Le cœur du dispositif repose sur une architecture de finance mixte, combinant capitaux concessionnels et commerciaux. Objectif : améliorer le profil risque-rendement des projets et attirer des investisseurs institutionnels encore largement absents du segment de l’adaptation.

 

Dans cette mécanique, le Fonds vert pour le climat joue un rôle pivot, notamment via des apports en capital de première perte et un appui technique à l’évaluation des risques climatiques.
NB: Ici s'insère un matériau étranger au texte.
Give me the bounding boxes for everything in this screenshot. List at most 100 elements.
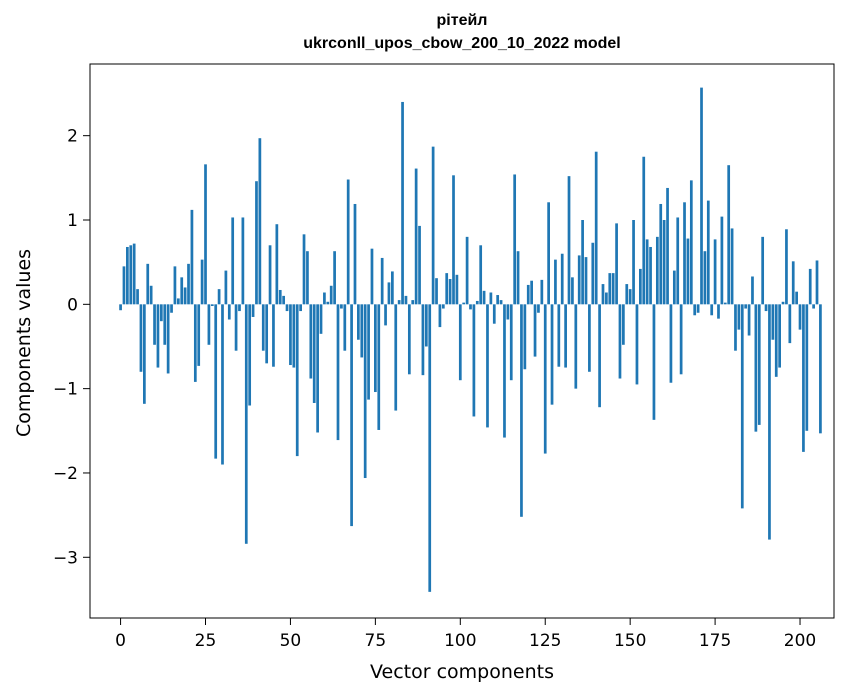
bar-77 <box>380 257 384 305</box>
x-axis-ticks: 0 25 50 75 100 125 150 175 200 <box>115 618 816 651</box>
bar-15 <box>170 304 173 313</box>
bar-21 <box>190 209 194 305</box>
bar-59 <box>319 304 323 334</box>
bar-101 <box>462 302 466 305</box>
bar-39 <box>251 304 255 317</box>
bar-75 <box>374 304 377 393</box>
x-tick-label: 150 <box>614 631 646 651</box>
bar-136 <box>581 220 584 305</box>
bar-12 <box>159 304 163 322</box>
bar-134 <box>574 304 578 389</box>
bar-87 <box>414 168 418 305</box>
bar-100 <box>458 304 462 381</box>
bar-99 <box>455 274 459 305</box>
bar-27 <box>210 304 214 307</box>
bar-143 <box>605 292 608 305</box>
bar-66 <box>343 304 347 351</box>
bar-198 <box>791 261 795 305</box>
bar-128 <box>554 259 557 305</box>
y-tick-label: 1 <box>67 211 78 231</box>
bar-127 <box>550 304 554 405</box>
bar-155 <box>645 239 649 305</box>
bar-200 <box>798 304 802 330</box>
bar-190 <box>764 304 768 312</box>
bar-118 <box>520 304 523 517</box>
bar-185 <box>747 304 751 336</box>
bar-133 <box>571 277 574 305</box>
bar-95 <box>441 304 445 309</box>
bar-71 <box>360 304 364 358</box>
bar-91 <box>428 304 432 592</box>
bar-24 <box>200 259 204 305</box>
bar-144 <box>608 273 612 305</box>
x-tick-label: 50 <box>280 631 302 651</box>
bar-194 <box>778 304 781 368</box>
bar-123 <box>537 304 540 313</box>
y-tick-label: 2 <box>67 127 78 147</box>
bar-26 <box>207 304 211 345</box>
bar-150 <box>628 289 632 305</box>
bar-108 <box>486 304 489 428</box>
bar-153 <box>639 268 642 305</box>
bar-147 <box>618 304 622 379</box>
bar-186 <box>751 276 754 305</box>
bar-80 <box>391 271 394 305</box>
bar-0 <box>119 304 122 311</box>
bar-83 <box>401 101 404 305</box>
bar-109 <box>489 292 493 305</box>
bar-97 <box>448 279 452 305</box>
bar-197 <box>788 304 792 344</box>
bar-126 <box>547 202 550 305</box>
bar-72 <box>363 304 367 479</box>
bar-135 <box>577 255 581 305</box>
bar-146 <box>615 223 618 305</box>
bar-57 <box>312 304 316 403</box>
bar-36 <box>241 217 245 305</box>
bar-20 <box>187 263 190 305</box>
bar-201 <box>802 304 805 452</box>
bar-199 <box>795 291 798 305</box>
bar-138 <box>588 304 591 372</box>
bar-38 <box>248 304 252 406</box>
bar-55 <box>306 251 309 305</box>
bar-23 <box>197 304 201 366</box>
bar-202 <box>805 304 809 431</box>
bar-205 <box>815 260 819 305</box>
bar-14 <box>166 304 170 374</box>
bar-115 <box>509 304 513 381</box>
plot-area-frame <box>89 63 835 619</box>
bar-88 <box>418 225 421 305</box>
bar-48 <box>282 295 285 305</box>
bar-78 <box>384 304 387 326</box>
bar-25 <box>204 164 207 305</box>
bar-90 <box>424 304 428 347</box>
bar-52 <box>295 304 299 457</box>
bar-1 <box>122 266 126 305</box>
bar-93 <box>435 278 438 305</box>
bar-203 <box>808 268 812 305</box>
bar-152 <box>635 304 639 385</box>
bar-69 <box>353 203 357 305</box>
bar-44 <box>268 245 272 305</box>
bar-29 <box>217 289 221 305</box>
bar-174 <box>710 304 714 316</box>
y-axis-label: Components values <box>13 249 35 437</box>
bar-188 <box>757 304 761 425</box>
bar-8 <box>146 263 150 305</box>
bars-group <box>119 87 822 592</box>
bar-31 <box>224 270 228 305</box>
bar-2 <box>126 246 129 305</box>
bar-116 <box>513 174 517 305</box>
x-tick-label: 175 <box>699 631 731 651</box>
bar-160 <box>662 220 666 305</box>
bar-129 <box>557 304 561 367</box>
x-tick-label: 100 <box>444 631 476 651</box>
bar-86 <box>411 300 415 305</box>
bar-162 <box>669 304 673 383</box>
bar-204 <box>812 304 815 309</box>
bar-112 <box>499 300 503 305</box>
y-tick-label: −3 <box>53 548 78 568</box>
bar-163 <box>672 270 676 305</box>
Une approche conçue pour “dérisquer” des investissements que le marché juge encore trop incertains.

 

Le fonds a déjà sécurisé des engagements significatifs, dont 253 millions de dollars du GCF — son plus important investissement en actions en Afrique à ce jour — ainsi que la participation d’institutions comme la Banque européenne d’investissement ou la Nigeria Sovereign Investment Authority.

 

Le montant précis de l’engagement de la DBSA n’a toutefois pas été rendu public, un flou qui illustre les limites de transparence encore fréquentes dans ce type de structuration.

 

Des secteurs critiques… mais un pipeline encore à éprouver

 

L’ICRF cible une dizaine de projets d’infrastructures répartis sur des secteurs à forte intensité systémique : énergie, transport, logistique, numérique et industrie.

 

L’enjeu est double :

  • sécuriser des actifs exposés aux aléas climatiques
  • soutenir une trajectoire de croissance bas carbone

 

“Aucune institution ne peut, seule, répondre à l’ampleur du défi climatique”, rappelle Boitumelo Mosako, soulignant la nécessité de mutualiser capital et expertise.

 

Reste une inconnue majeure : la capacité du fonds à constituer rapidement un pipeline de projets bancables, dans des environnements réglementaires et opérationnels souvent instables.

 

Une tentative de structuration d’un marché encore embryonnaire

 

Au-delà de l’effet d’annonce, l’ICRF s’inscrit dans une dynamique plus large : celle de la financiarisation progressive de l’adaptation climatique.

 

Jusqu’ici, l’essentiel des flux climatiques en Afrique s’est concentré sur l’atténuation (notamment les énergies renouvelables), laissant l’adaptation en retrait faute de modèles économiques clairs.

 

Le pari de l’AFC et de ses partenaires est donc ambitieux : transformer un impératif de résilience en opportunité d’investissement structurée.

 

Entre innovation financière et recyclage de modèles existants

 

La vraie question reste ouverte.

 

L’ICRF marque-t-il une rupture — en créant un véritable marché de l’adaptation — ou s’inscrit-il dans une logique déjà connue, celle de véhicules de financement hybrides reconfigurés sous un prisme climatique ?

 

Pour l’heure, la réponse dépendra moins de l’ingénierie financière que de l’exécution :

  • capacité à mobiliser durablement le capital privé
  • qualité des projets financés
  • performance réelle face aux chocs climatiques

 

Si ces conditions sont réunies, le fonds pourrait servir de référence pour le continent. Dans le cas contraire, il risque de rejoindre la longue liste des initiatives bien structurées… mais insuffisamment transformatrices.